Restructuring Firm Takes Effective Control of U.K. Entertainment Retailer HMV
LONDON -- Restructuring specialist and private equity firm Hilco has effectively taken control of struggling British music, DVD and video game retailer HMV.
Hilco, which a couple of years ago acquired HMV Canada, has bought the company's estimated $275 million in debt from creditors Lloyds and Royal Bank of Scotland. It is believed that it acquired the debt at a discount due to the company's financial struggles.
The deal will allow it to influence the company's future as it reviews its financial and strategic options.
Music labels, led by Universal Music Group, and film studios have been believed to be supporting a buyout of the retailer by Hilco.
Last week, HMV, the last remaining big entertainment retailer in the U.K., went into administration in a process similar to a U.S. filing for Chapter 11 bankruptcy protection. HMV named Deloitte as its administrator to help it find a buyer or restructure to get rid of its debt. It has struggled amid a rise in digital entertainment options and cheap DVDs sold by big supermarket chains.

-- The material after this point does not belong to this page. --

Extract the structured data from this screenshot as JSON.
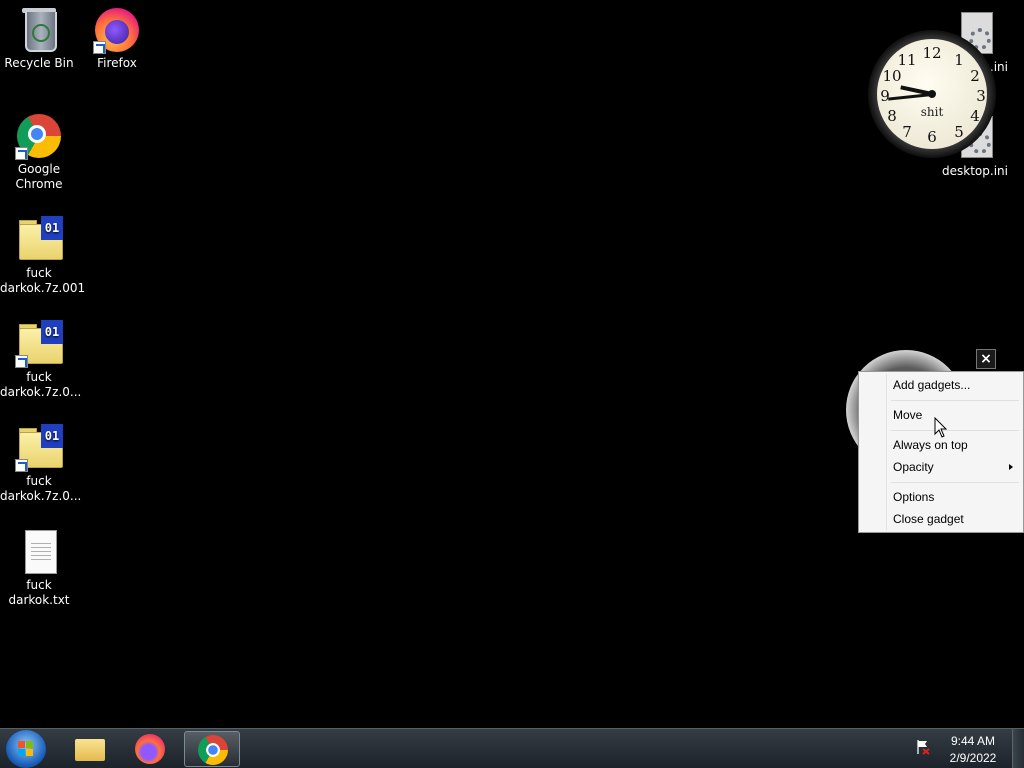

Deloitte said in a statement that it was working closely with Hilco as the companies "continue to seek a positive outcome for the business," which includes 223 U.K. stores and a staff of about 4,000.
Hilco confirmed that it has acquired HMV's debt. "It has not bought the business itself," the firm said. "Hilco believes there to be a viable underlying HMV business and will now be working closely with Deloitte who, as administrators, are reviewing the business to determine future options."
Hilco has owned HMV Canada since 2011. The BBC suggested this history could mean that suppliers are likely to give the Hilco-owned HMV U.K. business better credit terms.
HMV Canada knows well the challenges facing HMV in Britain.
Hilco originally bought its 121 outlets and then chopped that store-count down to 113.
HMV Canada president Nick Williams insists a shift from video games and tablet technology to higher-margin entertainment merchandise like superhero T-shirts and coffee mugs has helped the Canadian group survive the decline in packaged music and DVD sales.
"We generally believe this is an area that has life in it for a number of years yet," Williams told the Canadian Press in a recent interview. "We've gone after a significantly different business model" than the U.K. stores, he added.
Etan Vlessing in Toronto contributed to this report.